- Born: Jimmy Johnson 1940 Nigeria
- Died: 8 July 2020 (aged 79–80) Abuja
- Occupation: Actor

= Jimmy Johnson (actor) =

Nigerian actor (1940–2020)

Jimmy Johnson (1940 − 8 July 2020) was a Nigerian actor, writer and broadcaster, best known for his role Okoro of the Nigerian Television Authority 1980s TV series The Village Headmaster.
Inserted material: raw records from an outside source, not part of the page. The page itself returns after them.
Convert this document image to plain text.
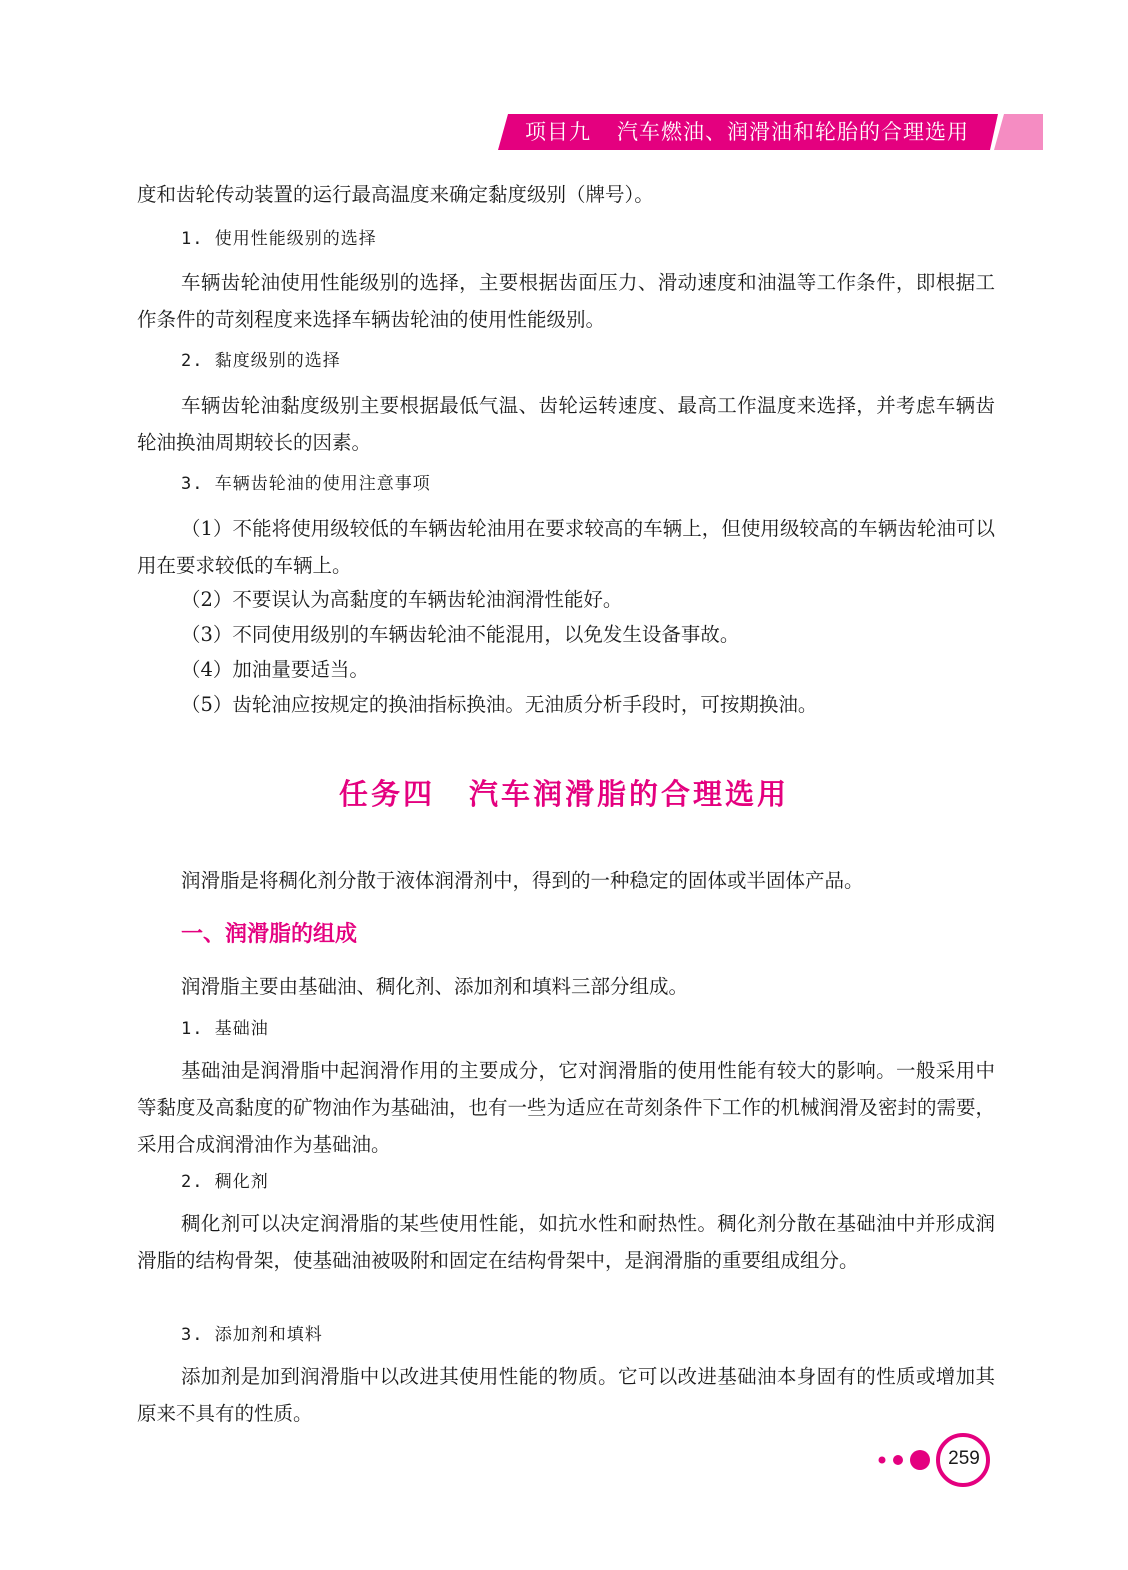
项目九 汽车燃油、润滑油和轮胎的合理选用

度和齿轮传动装置的运行最高温度来确定黏度级别（牌号）。

1. 使用性能级别的选择

车辆齿轮油使用性能级别的选择，主要根据齿面压力、滑动速度和油温等工作条件，即根据工作条件的苛刻程度来选择车辆齿轮油的使用性能级别。

2. 黏度级别的选择

车辆齿轮油黏度级别主要根据最低气温、齿轮运转速度、最高工作温度来选择，并考虑车辆齿轮油换油周期较长的因素。

3. 车辆齿轮油的使用注意事项

（1）不能将使用级较低的车辆齿轮油用在要求较高的车辆上，但使用级较高的车辆齿轮油可以用在要求较低的车辆上。

（2）不要误认为高黏度的车辆齿轮油润滑性能好。

（3）不同使用级别的车辆齿轮油不能混用，以免发生设备事故。

（4）加油量要适当。

（5）齿轮油应按规定的换油指标换油。无油质分析手段时，可按期换油。

任务四 汽车润滑脂的合理选用

润滑脂是将稠化剂分散于液体润滑剂中，得到的一种稳定的固体或半固体产品。

一、润滑脂的组成

润滑脂主要由基础油、稠化剂、添加剂和填料三部分组成。

1. 基础油

基础油是润滑脂中起润滑作用的主要成分，它对润滑脂的使用性能有较大的影响。一般采用中等黏度及高黏度的矿物油作为基础油，也有一些为适应在苛刻条件下工作的机械润滑及密封的需要，采用合成润滑油作为基础油。

2. 稠化剂

稠化剂可以决定润滑脂的某些使用性能，如抗水性和耐热性。稠化剂分散在基础油中并形成润滑脂的结构骨架，使基础油被吸附和固定在结构骨架中，是润滑脂的重要组成组分。

3. 添加剂和填料

添加剂是加到润滑脂中以改进其使用性能的物质。它可以改进基础油本身固有的性质或增加其原来不具有的性质。

259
On July 8, 2020, Johnson died at Garki hospital, Abuja at the age of 80.

==Career==
Beginning his stage career in Ibadan in the early 1960s, Johnson worked with Wole Soyinka in the Orisun Theatre Company and at the Mbari Club, a centre for cultural activity that attracted writers, artists and musicians of African descent from all over Africa, the Americas and the Caribbean, including Soyinka, Ulli Beier, Chinua Achebe, Christopher Okigbo, Mabel Segun, J. P. Clark, Christopher Kolade, Lindsay Barrett, Demas Nwoko, Tunji Oyelana, Jimi Solanke and Bruce Onobrakpeya.

Johnson entered into public service after the Nigeria Civil War (1967–1970) and worked as information and culture officer.